In Vietnam he was a platoon leader in Company E of the 1st Cavalry Division (Airmobile), performing long-range reconnaissance in free-fire zones.
His platoon
loved Mike Thomas. “He had this kind of charming way of talking, this southern drawl,” remembered one of his men, Greg Schlieve from Washington State. “I had never been around anyone like that. He was matter-of-fact—‘If this happens, here's the contingency plan.' If we'd say, ‘Mike, that's not a good trail to go down, we're hitting contact,' he had our concerns foremost. He wouldn't ask anyone to go where he wouldn't go.

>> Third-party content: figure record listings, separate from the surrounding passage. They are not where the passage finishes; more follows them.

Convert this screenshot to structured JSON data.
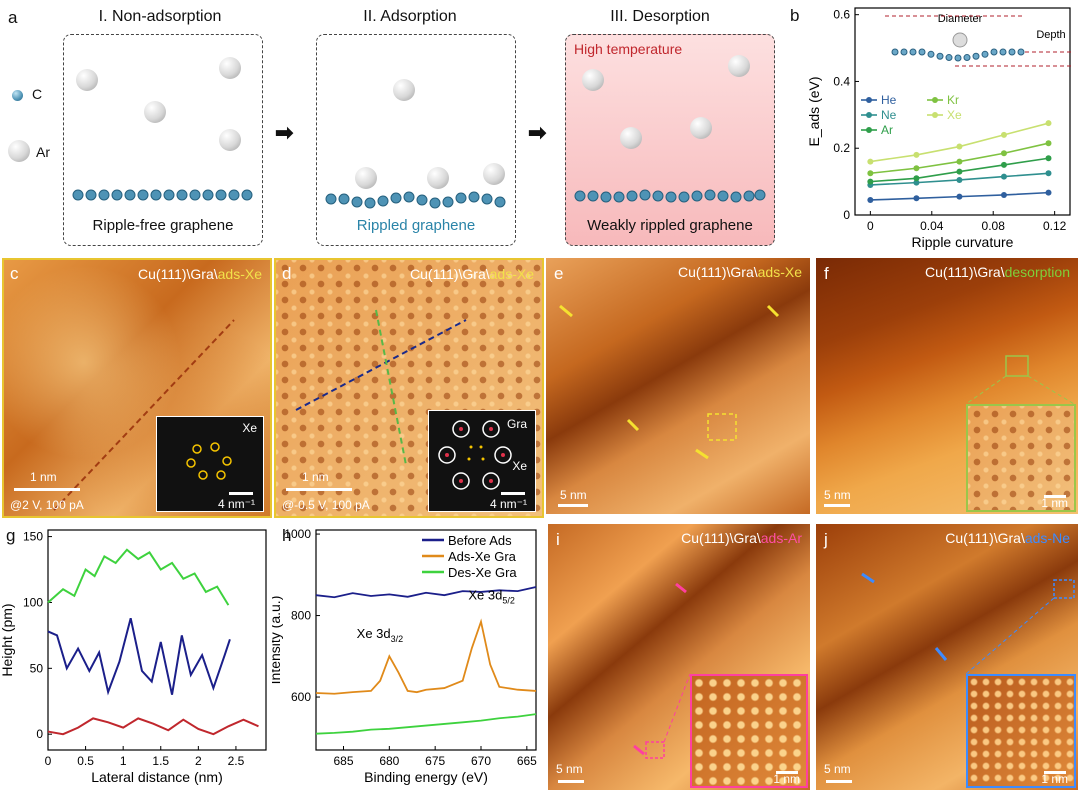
{
  "panels": {
    "a": {
      "label": "a",
      "stages": [
        {
          "title": "I. Non-adsorption",
          "caption": "Ripple-free graphene"
        },
        {
          "title": "II. Adsorption",
          "caption": "Rippled graphene"
        },
        {
          "title": "III. Desorption",
          "caption": "Weakly rippled graphene",
          "note": "High temperature"
        }
      ],
      "legend": {
        "c": "C",
        "ar": "Ar"
      }
    },
    "b": {
      "label": "b"
    },
    "c": {
      "label": "c",
      "title_prefix": "Cu(111)\\Gra\\",
      "title_hl": "ads-Xe",
      "scale": "1 nm",
      "cond": "@2 V, 100 pA",
      "inset_label": "Xe",
      "inset_scale": "4 nm⁻¹"
    },
    "d": {
      "label": "d",
      "title_prefix": "Cu(111)\\Gra\\",
      "title_hl": "ads-Xe",
      "scale": "1 nm",
      "cond": "@-0.5 V, 100 pA",
      "inset_gra": "Gra",
      "inset_xe": "Xe",
      "inset_scale": "4 nm⁻¹"
    },
    "e": {
      "label": "e",
      "title_prefix": "Cu(111)\\Gra\\",
      "title_hl": "ads-Xe",
      "scale": "5 nm"
    },
    "f": {
      "label": "f",
      "title_prefix": "Cu(111)\\Gra\\",
      "title_hl": "desorption",
      "scale": "5 nm",
      "inset_scale": "1 nm"
    },
    "g": {
      "label": "g"
    },
    "h": {
      "label": "h",
      "peak1": "Xe 3d",
      "peak1_sub": "3/2",
      "peak2": "Xe 3d",
      "peak2_sub": "5/2"
    },
    "i": {
      "label": "i",
      "title_prefix": "Cu(111)\\Gra\\",
      "title_hl": "ads-Ar",
      "scale": "5 nm",
      "inset_scale": "1 nm"
    },
    "j": {
      "label": "j",
      "title_prefix": "Cu(111)\\Gra\\",
      "title_hl": "ads-Ne",
      "scale": "5 nm",
      "inset_scale": "1 nm"
    }
  },
  "chart_data": [
    {
      "panel": "b",
      "type": "line",
      "xlabel": "Ripple curvature",
      "ylabel": "E_ads (eV)",
      "xlim": [
        -0.01,
        0.13
      ],
      "ylim": [
        0,
        0.62
      ],
      "xticks": [
        0,
        0.04,
        0.08,
        0.12
      ],
      "yticks": [
        0.0,
        0.2,
        0.4,
        0.6
      ],
      "x": [
        0.0,
        0.03,
        0.058,
        0.087,
        0.116
      ],
      "series": [
        {
          "name": "He",
          "color": "#2f5f9e",
          "values": [
            0.045,
            0.05,
            0.055,
            0.06,
            0.067
          ]
        },
        {
          "name": "Ne",
          "color": "#2f8f8f",
          "values": [
            0.09,
            0.097,
            0.105,
            0.115,
            0.125
          ]
        },
        {
          "name": "Ar",
          "color": "#2f9e4a",
          "values": [
            0.1,
            0.11,
            0.13,
            0.15,
            0.17
          ]
        },
        {
          "name": "Kr",
          "color": "#7fc241",
          "values": [
            0.125,
            0.14,
            0.16,
            0.185,
            0.215
          ]
        },
        {
          "name": "Xe",
          "color": "#c8e070",
          "values": [
            0.16,
            0.18,
            0.205,
            0.24,
            0.275
          ]
        }
      ],
      "legend_position": "middle-left",
      "inset_labels": {
        "diameter": "Diameter",
        "depth": "Depth"
      }
    },
    {
      "panel": "g",
      "type": "line",
      "xlabel": "Lateral distance (nm)",
      "ylabel": "Height (pm)",
      "xlim": [
        0,
        2.9
      ],
      "ylim": [
        -12,
        155
      ],
      "xticks": [
        0,
        0.5,
        1.0,
        1.5,
        2.0,
        2.5
      ],
      "yticks": [
        0,
        50,
        100,
        150
      ],
      "series": [
        {
          "color": "#3ed23e",
          "x": [
            0,
            0.2,
            0.35,
            0.5,
            0.62,
            0.75,
            0.9,
            1.05,
            1.2,
            1.35,
            1.5,
            1.65,
            1.8,
            1.95,
            2.1,
            2.25,
            2.4
          ],
          "values": [
            100,
            110,
            105,
            125,
            120,
            135,
            130,
            140,
            133,
            138,
            125,
            130,
            118,
            122,
            108,
            112,
            98
          ]
        },
        {
          "color": "#1b1f8a",
          "x": [
            0,
            0.12,
            0.25,
            0.4,
            0.55,
            0.68,
            0.8,
            0.95,
            1.1,
            1.25,
            1.38,
            1.5,
            1.65,
            1.78,
            1.9,
            2.05,
            2.2,
            2.35,
            2.42
          ],
          "values": [
            78,
            75,
            50,
            65,
            48,
            62,
            32,
            55,
            88,
            48,
            40,
            70,
            30,
            75,
            45,
            60,
            35,
            60,
            72
          ]
        },
        {
          "color": "#c0272d",
          "x": [
            0,
            0.2,
            0.4,
            0.6,
            0.8,
            1.0,
            1.2,
            1.4,
            1.6,
            1.8,
            2.0,
            2.2,
            2.4,
            2.6,
            2.8
          ],
          "values": [
            2,
            0,
            5,
            12,
            9,
            5,
            12,
            8,
            3,
            11,
            4,
            0,
            6,
            11,
            6
          ]
        }
      ]
    },
    {
      "panel": "h",
      "type": "line",
      "xlabel": "Binding energy (eV)",
      "ylabel": "Intensity (a.u.)",
      "xlim": [
        688,
        664
      ],
      "ylim": [
        470,
        1010
      ],
      "xticks": [
        685,
        680,
        675,
        670,
        665
      ],
      "yticks": [
        600,
        800,
        1000
      ],
      "legend_position": "top-right",
      "series": [
        {
          "name": "Before Ads",
          "color": "#1b1f8a",
          "x": [
            688,
            686,
            684,
            682,
            680,
            678,
            676,
            674,
            672,
            670,
            668,
            666,
            664
          ],
          "values": [
            850,
            845,
            855,
            848,
            852,
            846,
            856,
            850,
            860,
            858,
            862,
            860,
            870
          ]
        },
        {
          "name": "Ads-Xe Gra",
          "color": "#e08a1a",
          "x": [
            688,
            686,
            684,
            682,
            681,
            680,
            679,
            678,
            677,
            676,
            674,
            672,
            671,
            670,
            669,
            668,
            666,
            664
          ],
          "values": [
            610,
            608,
            612,
            615,
            640,
            700,
            660,
            615,
            612,
            618,
            622,
            640,
            720,
            785,
            680,
            625,
            618,
            615
          ]
        },
        {
          "name": "Des-Xe Gra",
          "color": "#3ed23e",
          "x": [
            688,
            686,
            684,
            682,
            680,
            678,
            676,
            674,
            672,
            670,
            668,
            666,
            664
          ],
          "values": [
            510,
            512,
            515,
            520,
            522,
            526,
            530,
            534,
            538,
            542,
            548,
            552,
            558
          ]
        }
      ]
    }
  ]
}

During battles and firefights, he was able to direct men and go around and check on your ammo, your water, and somehow by putting his hand on a
man's shoulder that was maybe terrified, he had the capacity to calm a man down, more or less say, ‘Hang in there, buddy, we're going to make it.' I despised most of the officers. They pissed me off. But Mike never forgot the number-one goal is for you all to come walking back. I just absolutely thought without a shadow of a doubt that Mike was the most courageous man I ever met. He was little—five foot five—but carried the heaviest pack in our platoon—one hundred and twenty pounds. No one could come up and say he needed a break, his pack was getting him down. Every time we took a break, Mike would scooch his pack against a tree and two of us would grab his arms and lift him up. It was too big for him to put on his back alone.”